Une réunion interrompue...
Devant la baie vitrée où je me tiens,
j’entends parler mes interlocuteurs avec
des phrases savantes qui n’incitent nullement mon cerveau à la réflexion. La
ville ne s’aperçoit qu’en miniature depuis cette tour, des minuscules
mouvements comblent les rues paraissant comme des longues lignes balafrant
l’espace avec une tendresse régulière. Des lignes multiformes qui cisèlent de
bout en bout cette étendue de terre de Kinshasa où le roi Makoko règne comme le
souverain absolu avant que Stanley ne le persuade de se mettre sous la
protection du roi barbu. Mes interlocuteurs parlent de droit et d’économie, de forêts,
de biodiversité…et surtout de pognon. Ils savent qu’en la matière, je fais
preuve d’une passion débordante et d’une ingéniosité sans limite. D’ailleurs,
ils en ont eu la preuve à Bogotá lors du voyage que nous avions fait. Mais, en
cette matinée, ils ne sentent pas la vivacité et l’engouement dont j’ai
toujours fait montre. Une absence m’habite, une victoire du vide qui trône dans
mon esprit emporté vers d’autres préoccupations.

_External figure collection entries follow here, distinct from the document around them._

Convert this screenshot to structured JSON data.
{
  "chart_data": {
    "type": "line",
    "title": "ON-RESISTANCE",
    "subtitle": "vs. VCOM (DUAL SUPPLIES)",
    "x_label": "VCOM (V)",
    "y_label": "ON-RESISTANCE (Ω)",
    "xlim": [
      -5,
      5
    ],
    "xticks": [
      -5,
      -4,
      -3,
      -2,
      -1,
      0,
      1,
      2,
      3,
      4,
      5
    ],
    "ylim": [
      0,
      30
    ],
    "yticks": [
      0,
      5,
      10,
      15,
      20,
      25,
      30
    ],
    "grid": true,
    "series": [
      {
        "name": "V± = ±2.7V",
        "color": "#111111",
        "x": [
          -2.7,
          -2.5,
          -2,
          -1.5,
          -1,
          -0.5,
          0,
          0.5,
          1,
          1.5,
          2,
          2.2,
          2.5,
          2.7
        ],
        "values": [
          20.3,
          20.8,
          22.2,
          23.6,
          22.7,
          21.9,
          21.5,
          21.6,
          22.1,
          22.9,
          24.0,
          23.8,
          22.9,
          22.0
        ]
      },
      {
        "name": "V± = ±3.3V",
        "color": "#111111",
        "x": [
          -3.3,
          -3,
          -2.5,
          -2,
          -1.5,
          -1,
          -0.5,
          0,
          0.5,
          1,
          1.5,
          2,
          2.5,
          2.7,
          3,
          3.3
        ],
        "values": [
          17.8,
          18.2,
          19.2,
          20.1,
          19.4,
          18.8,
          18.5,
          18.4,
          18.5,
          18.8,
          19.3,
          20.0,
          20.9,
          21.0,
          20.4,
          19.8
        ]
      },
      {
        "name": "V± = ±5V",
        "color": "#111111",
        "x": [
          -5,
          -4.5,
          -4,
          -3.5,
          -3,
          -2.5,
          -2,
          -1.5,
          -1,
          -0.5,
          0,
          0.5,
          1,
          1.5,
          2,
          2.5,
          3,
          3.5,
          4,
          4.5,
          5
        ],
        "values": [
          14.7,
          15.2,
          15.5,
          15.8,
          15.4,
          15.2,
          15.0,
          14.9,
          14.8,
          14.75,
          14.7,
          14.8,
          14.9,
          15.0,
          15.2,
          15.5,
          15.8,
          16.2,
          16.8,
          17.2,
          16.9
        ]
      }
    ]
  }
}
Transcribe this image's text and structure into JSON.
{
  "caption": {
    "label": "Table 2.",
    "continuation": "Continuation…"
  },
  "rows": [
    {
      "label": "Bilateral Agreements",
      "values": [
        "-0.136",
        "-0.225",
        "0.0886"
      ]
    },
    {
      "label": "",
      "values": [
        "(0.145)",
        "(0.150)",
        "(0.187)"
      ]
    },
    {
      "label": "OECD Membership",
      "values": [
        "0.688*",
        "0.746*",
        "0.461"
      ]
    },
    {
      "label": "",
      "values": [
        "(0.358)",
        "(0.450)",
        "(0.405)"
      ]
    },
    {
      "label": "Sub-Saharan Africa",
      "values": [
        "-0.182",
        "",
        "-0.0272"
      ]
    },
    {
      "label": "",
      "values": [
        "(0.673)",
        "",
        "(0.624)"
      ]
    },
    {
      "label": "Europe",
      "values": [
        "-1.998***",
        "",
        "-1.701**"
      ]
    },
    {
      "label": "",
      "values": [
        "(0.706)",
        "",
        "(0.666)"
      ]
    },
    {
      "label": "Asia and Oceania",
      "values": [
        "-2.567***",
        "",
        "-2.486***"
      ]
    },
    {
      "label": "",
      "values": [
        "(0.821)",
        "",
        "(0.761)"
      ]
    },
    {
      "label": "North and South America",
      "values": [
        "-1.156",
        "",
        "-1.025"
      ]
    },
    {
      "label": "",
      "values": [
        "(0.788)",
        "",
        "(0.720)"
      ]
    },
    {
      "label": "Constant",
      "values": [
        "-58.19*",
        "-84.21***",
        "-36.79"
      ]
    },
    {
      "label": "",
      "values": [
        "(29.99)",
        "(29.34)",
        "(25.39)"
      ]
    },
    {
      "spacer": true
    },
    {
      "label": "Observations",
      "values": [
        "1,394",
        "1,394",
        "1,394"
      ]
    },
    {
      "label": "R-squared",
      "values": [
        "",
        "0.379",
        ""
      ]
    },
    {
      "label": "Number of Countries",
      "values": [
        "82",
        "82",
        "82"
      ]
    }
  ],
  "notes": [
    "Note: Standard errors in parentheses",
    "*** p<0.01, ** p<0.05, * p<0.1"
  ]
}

Une préoccupation inopportune
qui m’éloignes de l’instant présent, livrant mon attention pieds et mains liés
à la merci d’un souvenir récent. Je rêve les yeux bien ouverts.
Quand la question me fut posée,
je ne savais que répondre – de tout ce qui a été dit avant, je n’avais pas la
moindre idée, ni un fil de soupçon. Je fis semblant de réfléchir un instant, me
raclai la gorge, repris mes cents pas le long de la baie vitrée que les rayons
de soleil de midi transperçaient avec hargne que leur chaleur ne pouvait ne pas
être perceptible de l’intérieur ; un silence de cimetière dominait la
salle, aucun bruit n’était entendu si ce n’étaient que le ronronnement du
climatiseur et le trottinement de mes talons de bois sur le pavé. Tous les yeux
me regardèrent avec une impatience perceptible et, personne ne se prononça
ouvertement malgré les visages affichaient un ras-le-bol patent. Deux réponses
surgirent du fond de ma cervelle : l’une me recommandait le silence,
l’autre carrément d’avouer que je n’avais rien saisi, car pensant à une autre
affaire du genre. Un prétexte poli pour me tirer d’affaire, pour ne point
contrarier mes interlocuteurs, ainsi sauver le crédit dont je bénéficiais de
leur part.
Je me frotte les mains, caresse mes cheveux bien rasés et dégarnis depuis que j'ai su qu'une calvitie s'était arrogée le droit d’être, les regarde tous dans leur silence fixant le chef que je suis dans la salle bien aspergée de soleil, et dit: " excusez-moi, je me sens pas assez bien pour tenir cette réunion, je dois consulter mon médecin, quelques malaises m'y obligent."